Nachsalzen, natürlich!
Günter Grass‘ Küche, Der Butt und unveröffentlichte Prosa von Carmen Francesca Banciu
Carmen Francesca Banciu hat Bukarest vor 30 Jahren verlassen und Berlin „zu ihrem Paris“ gemacht. Kunstvoll fremdet sie die deutsche Sprache in ihren Romanen, Prosaminiaturen, Gedichten und Essays um. Es ist faszinierend, mitzuvollziehen, wie sich ein Gedanke oder eine sinnliche Wahrnehmung aus einem kleinen, von ihr genau beobachteten Detail heraus entfaltet, und wie es ihr gelingt, das Poetische mit dem Politischen zu verbinden. Für sie, die vom rumänischen Geheimdienst drangsaliert und verhört, von der Zensurbehörde vergeblich eingeschüchtert, aber sehr wohl mit Publikationsverbot belegt wurde, ist es wichtig, als Zeitgenossin auf politische Entwicklungen zu reagieren.

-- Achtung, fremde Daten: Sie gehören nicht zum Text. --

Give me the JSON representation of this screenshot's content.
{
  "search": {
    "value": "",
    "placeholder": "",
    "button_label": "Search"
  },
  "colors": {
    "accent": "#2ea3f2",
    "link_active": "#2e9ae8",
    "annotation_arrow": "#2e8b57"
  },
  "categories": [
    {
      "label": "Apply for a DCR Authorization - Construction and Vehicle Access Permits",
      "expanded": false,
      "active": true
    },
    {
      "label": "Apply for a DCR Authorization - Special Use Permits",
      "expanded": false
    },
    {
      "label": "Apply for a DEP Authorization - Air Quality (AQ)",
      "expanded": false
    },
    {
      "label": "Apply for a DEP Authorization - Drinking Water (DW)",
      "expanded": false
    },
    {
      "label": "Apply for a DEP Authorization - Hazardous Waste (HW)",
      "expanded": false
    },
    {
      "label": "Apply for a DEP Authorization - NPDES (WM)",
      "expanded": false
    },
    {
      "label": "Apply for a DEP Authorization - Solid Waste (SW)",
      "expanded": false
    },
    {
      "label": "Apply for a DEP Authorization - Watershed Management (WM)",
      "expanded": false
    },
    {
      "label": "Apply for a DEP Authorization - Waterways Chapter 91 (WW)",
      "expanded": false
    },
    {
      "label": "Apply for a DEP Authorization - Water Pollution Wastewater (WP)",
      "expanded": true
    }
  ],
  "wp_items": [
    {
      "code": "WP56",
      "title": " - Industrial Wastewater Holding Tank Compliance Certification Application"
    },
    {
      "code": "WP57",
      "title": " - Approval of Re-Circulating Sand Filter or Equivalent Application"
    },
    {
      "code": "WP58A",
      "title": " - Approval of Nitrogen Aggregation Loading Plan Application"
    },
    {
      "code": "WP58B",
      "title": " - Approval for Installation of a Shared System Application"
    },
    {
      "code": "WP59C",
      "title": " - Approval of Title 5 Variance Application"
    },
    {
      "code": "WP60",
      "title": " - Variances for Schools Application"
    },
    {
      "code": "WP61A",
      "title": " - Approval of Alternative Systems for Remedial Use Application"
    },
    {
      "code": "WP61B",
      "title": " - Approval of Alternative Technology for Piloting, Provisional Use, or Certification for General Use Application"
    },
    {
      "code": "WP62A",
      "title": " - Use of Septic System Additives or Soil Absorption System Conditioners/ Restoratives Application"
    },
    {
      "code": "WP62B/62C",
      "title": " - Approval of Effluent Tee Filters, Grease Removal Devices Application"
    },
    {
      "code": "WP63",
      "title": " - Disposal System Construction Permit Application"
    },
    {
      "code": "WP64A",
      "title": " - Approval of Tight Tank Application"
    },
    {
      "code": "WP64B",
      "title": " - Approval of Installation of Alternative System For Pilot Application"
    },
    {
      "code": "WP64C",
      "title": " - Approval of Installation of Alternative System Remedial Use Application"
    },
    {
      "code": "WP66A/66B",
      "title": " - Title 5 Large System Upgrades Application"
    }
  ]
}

Dass ihr 350 Seiten langes Prosagedicht Lebt wohl, Ihr Genossen und Geliebten 2018 auf die Longlist für den Deutschen Buchpreis kam, war eine große Anerkennung für sie wie auch für ihre engagierte, deutsch-amerikanische Verlegerin Catharine Nicely. Für den Verlag Palm Art Press wurden inzwischen mehrere Bücher von Banciu ins Englische übersetzt; darunter Vaterflucht / Fleeing Father und Das Lied der traurigen Mutter / Mother’s Day – Song of a Sad Mother. Beide Romane sind Teil einer Trilogie, in der die Autorin familiäre und politische Lebenslügen bloßlegt.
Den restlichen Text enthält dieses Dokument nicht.